Offering up the provider’s perspective, RiverSpring’s Finkelstein shared that his organization’s physician practice uses a robot to summon them to a resident’s room if a physician’s visit off hours is needed. The robot can handle tasks like starting a telemedicine visit, and it can work with the on-call nurse. The outcome: It “really reduced the number of out to hospital transitions that we needed to do.” Other RiverSpring explorations: a zero lead EKG machine and pharmacogenomics.
Operational Efficiencies
Operational efficiency rounded out the session. Automated vital-sign collections, for instance, reduced documentation time and freed staff capacity at RiverSpring Living. “What we are able to do is transition the responsibility from the nurse to the certified nursing assistant (CNA),” said Finkelstein. “And take the time that it takes to record all these vital signs and get it into the medical record from five to six minutes down to 30 seconds … we freed up eight hours per week for each RN to be able to do more work with the residents or other things.”
Best Practices for Finding a Good Technology Match
Circling back to the question of best practices for organizations interested in exploring new technologies, panelists emphasized disciplined experimentation, staff trust, and clarity of purpose.

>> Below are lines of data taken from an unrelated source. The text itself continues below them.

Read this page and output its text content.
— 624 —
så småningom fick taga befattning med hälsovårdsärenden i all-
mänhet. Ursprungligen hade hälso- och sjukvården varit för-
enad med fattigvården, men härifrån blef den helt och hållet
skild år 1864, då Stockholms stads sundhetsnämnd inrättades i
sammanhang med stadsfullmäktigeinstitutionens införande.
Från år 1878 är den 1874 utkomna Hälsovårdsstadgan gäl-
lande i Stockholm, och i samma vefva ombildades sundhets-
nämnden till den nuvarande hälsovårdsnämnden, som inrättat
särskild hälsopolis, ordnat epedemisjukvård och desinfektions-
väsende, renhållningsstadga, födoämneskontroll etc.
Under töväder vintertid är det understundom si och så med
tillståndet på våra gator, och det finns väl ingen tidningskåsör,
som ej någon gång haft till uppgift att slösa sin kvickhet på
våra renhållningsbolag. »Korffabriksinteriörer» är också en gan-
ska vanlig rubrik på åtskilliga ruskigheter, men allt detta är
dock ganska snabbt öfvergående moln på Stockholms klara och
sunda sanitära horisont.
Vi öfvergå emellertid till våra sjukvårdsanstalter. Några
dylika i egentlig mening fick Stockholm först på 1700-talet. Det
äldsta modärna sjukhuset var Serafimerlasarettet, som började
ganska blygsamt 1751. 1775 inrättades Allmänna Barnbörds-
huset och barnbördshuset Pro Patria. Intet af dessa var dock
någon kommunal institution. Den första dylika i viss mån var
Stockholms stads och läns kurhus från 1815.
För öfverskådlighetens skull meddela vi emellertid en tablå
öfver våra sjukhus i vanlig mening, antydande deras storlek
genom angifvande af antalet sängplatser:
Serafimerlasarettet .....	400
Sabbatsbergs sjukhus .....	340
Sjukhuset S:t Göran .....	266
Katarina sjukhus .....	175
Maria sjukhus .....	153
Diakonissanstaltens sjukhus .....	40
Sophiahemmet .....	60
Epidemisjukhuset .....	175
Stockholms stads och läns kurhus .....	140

“One of the ways that you can determine what you’re going to do first is figuring out where do you have staff buy‑in,” Poth said, noting that pilots are more successful when teams understand both the goals and the possibility that a technology may be removed if it does not deliver results.
Smith cautioned against what he described as “pilot purgatory,” where solutions are tested but never scaled. Planning for success, or exit, should happen before a pilot begins. Finkelstein stressed the importance of strong foundations, from infrastructure and interoperability to governance and peer learning.
The session made clear that many emerging tech-based tools are already delivering meaningful benefits, but only when adoption is intentional, transparent, and aligned with resident needs. For providers who want to experiment, a good first step, says Direct Supply’s Smith, is understanding your resident population.” ”Focusing on the problem that you’re trying to solve … would be my advice on where to start.”